Other Iranian centres in Georgia include the so-called 'Iranian mosque.' Such 'mosques' function in the settlement of Vashlijuveri in Tbilisi (akhund is a citizen of Iran Akbari), in the Zemovedisi district (headed by Seyfulla Mudabbiri, whose brother Ali Mudabbiri was deported from the country). There is also a representative office of the Mustafa International University (headed by Davud Zarey) in Georgia.

Iran has not bypassed Ukraine too

Iranian special services penetrated into Ukraine, and again through the 'Ahl al-Bayt World Assembly.' The representative office of this organisation in Kyiv is headed by Ahmed Sabunchu, a native of Tabriz. The Ahl al-Bayt cultural centre has been operating there since the end of 2010 in a three-story building on Otradny Avenue in Kyiv. According to some reports, the building was purchased at the expense of Azerbaijanis living in Ukraine.

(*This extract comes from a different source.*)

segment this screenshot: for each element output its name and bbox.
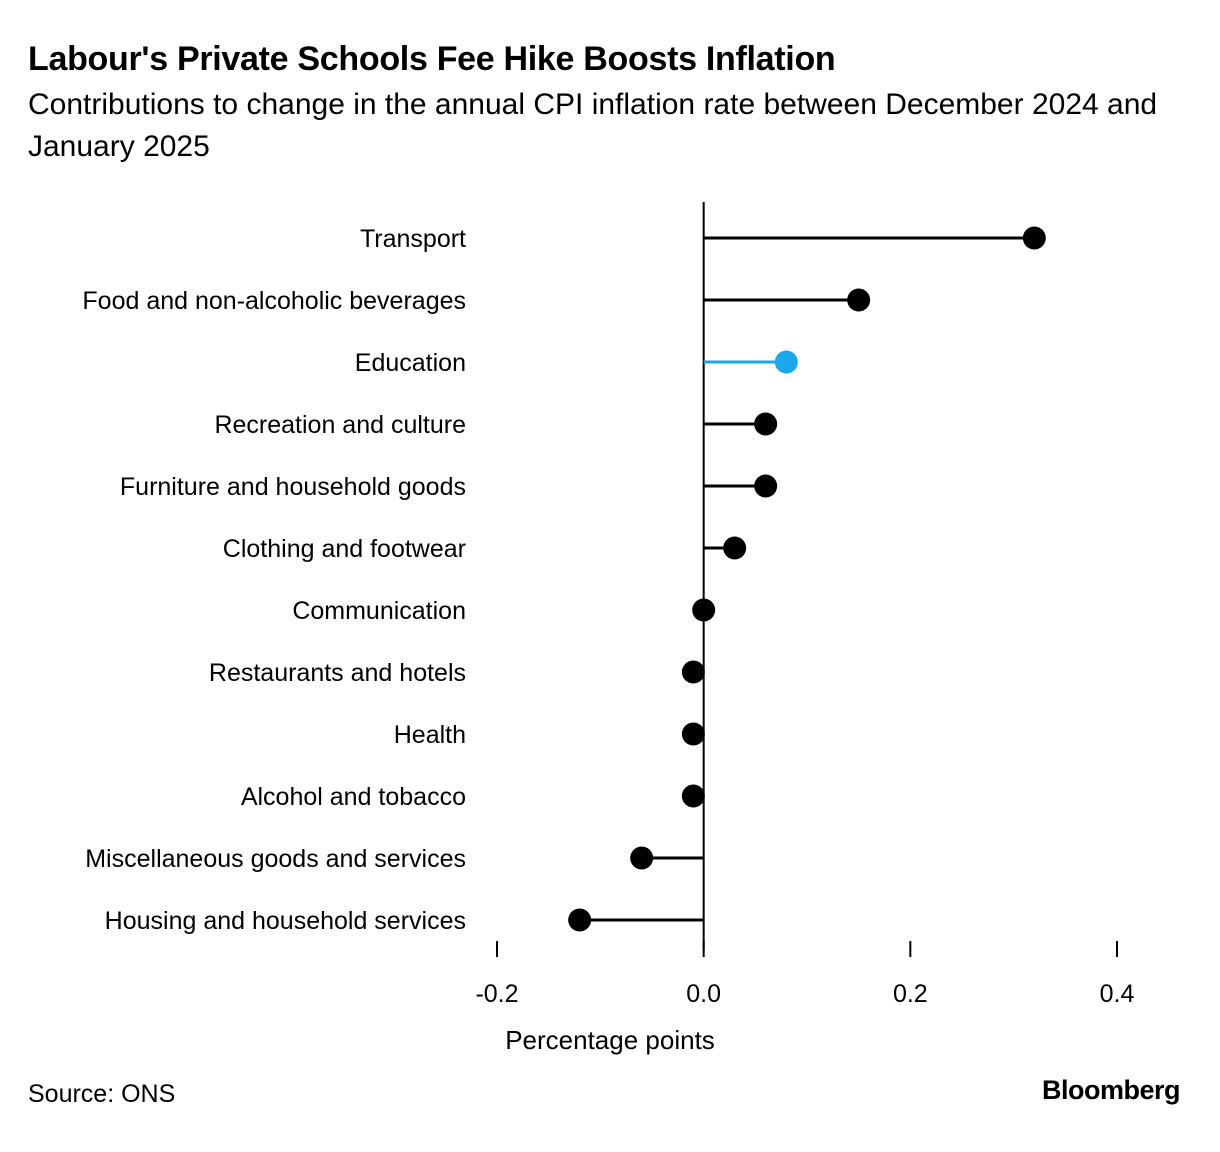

In the premises of the centre there are exclusively Iranian symbols, portraits of the religious leaders of this country. The active members of 'Ahl al-Bayt' are citizens of Ukraine of Azerbaijani origin. Their main activity is to promote, along with Islamic values, the interests of Tehran, for which they in every possible way lure the poor representatives of the Azerbaijani community to various religious ritual ceremonies.

As a rule, at such events, in addition to sermons, anti-American and anti-Israeli slogans are proclaimed. Sources in the Azerbaijani community of Ukraine testify that society activists have long been agents of Iranian influence. Moreover, along with agitation against the United States and Israel, propaganda against the Azerbaijani state is also being carried out. Accusations of 'betrayal of Islamic values' are being voiced against Baku.

Ahmed Sabunchu

Namik Babakhanov and what he does...

Namik Babakhanov is one of the radical Shiites who are active in the religious field in Kyiv. He has been in the capital of Ukraine since 2010. An ardent supporter of 'Ahl al-Bayt,' enjoying great prestige among the believers of Azerbaijanis in Kyiv. Actively promoting the pro-Iranian lifestyle on Facebook, Babakhanov organises various religious gatherings, in which Iranian clerics often participate. He also maintains close ties with the Iranian Embassy in Ukraine. On his YouTube profile, Channel 12, this figure regularly posts videos on religious topics.

Apparently, the Iranian special services, which regard Azerbaijanis as a social base in the former Soviet republics, plan to use them in the future to create their own proxies or armed terrorist groups to implement Tehran's political interests in the world, including in Azerbaijan, as happened in Syria, Iraq, Lebanon and Yemen. Currently, Iran, through its proxy forces, including the powerful Lebanese organisation Hezbollah, which is Iran's largest lever in the region, is involved in several armed conflicts in the Middle East. Building puppet armies overseas is a key strategy for the Revolutionary Guard Corps. Its author was General Qasem Soleimani, who died in an American drone strike near Baghdad in early 2020.

In any case, General Ghulamali Rashid, commander of SEPAH air defence base 'Hatam al-Anbiya,' recently proudly announced that the Islamic Republic has six armies outside the country. And they all act in the interests of Tehran. The general recalled that these foreign armies consist of Hezbollah in Lebanon, Hamas and Islamic Jihad in Palestine, the pro-Iranian group in Syria, the Hashdi al-Shaabi group in Iraq and the Houthi Ansar Allah in Yemen.